Geno was rushed to Cleveland Clinic’s Richard E. Jacobs Center, where a CT scan confirmed the stroke. Doctors administered a clot-busting drug, but it wasn’t enough. Geno needed a thrombectomy — a procedure to physically remove the clot — which meant an emergency transfer to Cleveland Clinic’s main campus.
For Bo, riding in the ambulance without knowing what would happen next, the fear was overwhelming.
“I was thinking he was gonna die. I was thinking, how is this gonna happen? How am I gonna tell his brothers? How is Adrienne gonna feel if he doesn’t make it — she wasn’t there,” Bo said.
At main campus, a pediatric neurologist assessed Geno using a standard stroke-severity scoring system.
“He was basically at the top of like, you know, checked all these different boxes of not communicating, not doing, not doing, not doing,” Bo said.
The clot itself proved severe. It took doctors six separate attempts to fully remove it.

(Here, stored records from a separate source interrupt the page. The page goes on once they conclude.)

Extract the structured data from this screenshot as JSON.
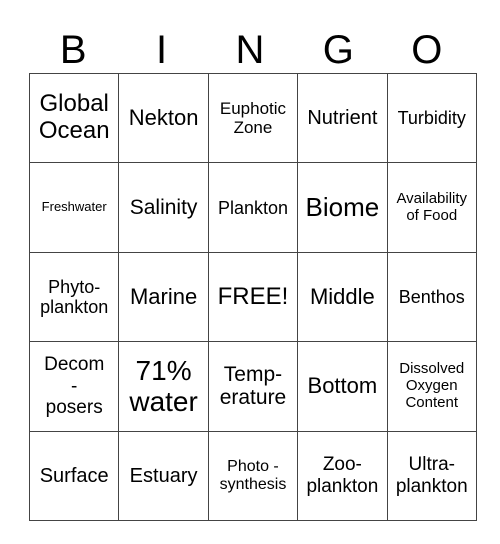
{
  "header": {
    "letters": [
      "B",
      "I",
      "N",
      "G",
      "O"
    ]
  },
  "board": {
    "rows": [
      [
        "Global\nOcean",
        "Nekton",
        "Euphotic\nZone",
        "Nutrient",
        "Turbidity"
      ],
      [
        "Freshwater",
        "Salinity",
        "Plankton",
        "Biome",
        "Availability\nof Food"
      ],
      [
        "Phyto-\nplankton",
        "Marine",
        "FREE!",
        "Middle",
        "Benthos"
      ],
      [
        "Decom\n-\nposers",
        "71%\nwater",
        "Temp-\nerature",
        "Bottom",
        "Dissolved\nOxygen\nContent"
      ],
      [
        "Surface",
        "Estuary",
        "Photo -\nsynthesis",
        "Zoo-\nplankton",
        "Ultra-\nplankton"
      ]
    ]
  }
}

“We later learned the clot was so severe — or significant, I guess — that they had to do six separate passes to actually remove it all,” Adrienne said.
Uncertain days
Geno survived the procedure, but the days that followed brought new fear. His speech was significantly affected, and the uncertainty of what recovery would look like weighed heavily on his parents.

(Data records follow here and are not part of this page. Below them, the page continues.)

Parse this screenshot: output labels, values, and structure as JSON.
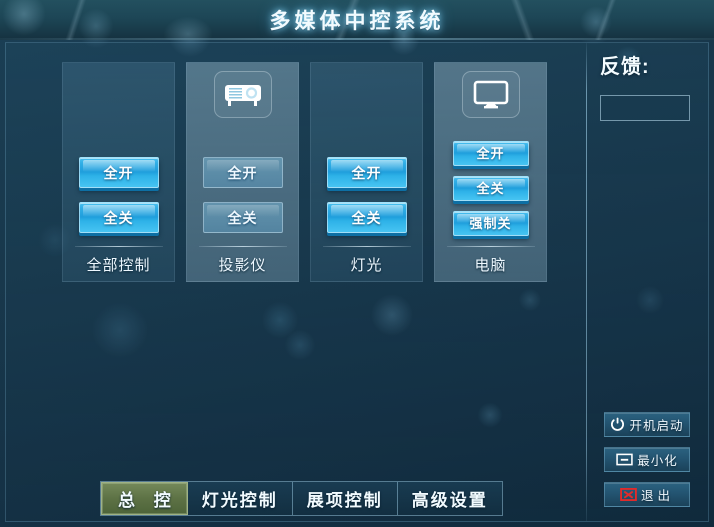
{
  "window": {
    "title": "多媒体中控系统"
  },
  "panels": [
    {
      "name": "全部控制",
      "icon": "none",
      "style": "dark",
      "buttons": [
        {
          "label": "全开",
          "style": "glossy",
          "size": "large"
        },
        {
          "label": "全关",
          "style": "glossy",
          "size": "large"
        }
      ]
    },
    {
      "name": "投影仪",
      "icon": "projector-icon",
      "style": "light",
      "buttons": [
        {
          "label": "全开",
          "style": "flat",
          "size": "large"
        },
        {
          "label": "全关",
          "style": "flat",
          "size": "large"
        }
      ]
    },
    {
      "name": "灯光",
      "icon": "none",
      "style": "dark",
      "buttons": [
        {
          "label": "全开",
          "style": "glossy",
          "size": "large"
        },
        {
          "label": "全关",
          "style": "glossy",
          "size": "large"
        }
      ]
    },
    {
      "name": "电脑",
      "icon": "monitor-icon",
      "style": "light",
      "buttons": [
        {
          "label": "全开",
          "style": "glossy",
          "size": "small"
        },
        {
          "label": "全关",
          "style": "glossy",
          "size": "small"
        },
        {
          "label": "强制关",
          "style": "glossy",
          "size": "small"
        }
      ]
    }
  ],
  "feedback": {
    "label": "反馈:",
    "value": "",
    "placeholder": ""
  },
  "system_buttons": [
    {
      "label": "开机启动",
      "icon": "power-icon"
    },
    {
      "label": "最小化",
      "icon": "minimize-icon"
    },
    {
      "label": "退出",
      "icon": "close-icon"
    }
  ],
  "tabs": [
    {
      "label": "总  控",
      "active": true
    },
    {
      "label": "灯光控制",
      "active": false
    },
    {
      "label": "展项控制",
      "active": false
    },
    {
      "label": "高级设置",
      "active": false
    }
  ],
  "colors": {
    "accent_button": "#2eb2e8",
    "button_shadow": "#0d6fa4",
    "active_tab": "#5d7245",
    "exit_red": "#e02b2b",
    "background": "#163244"
  }
}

“Is he going to be able to do all those things that we’ve worked so hard over the course of eight years to be sure that he can do and enjoy the life that he has,” Adrienne said.
Geno, even at eight years old, understood enough to be frightened himself.
“He kept asking questions about — as we perceive them — am I going to be able to talk? Am I paralyzed? And to hear those words come out of your eight-year-old’s mouth, it’s just — it was really difficult,” Adrienne said.
For Adrienne, the fear went beyond physical recovery.
“He is such a special kid, and losing that piece of it — losing his ability to be himself and to let other people see that — is the thing that keeps me up at night,” she said.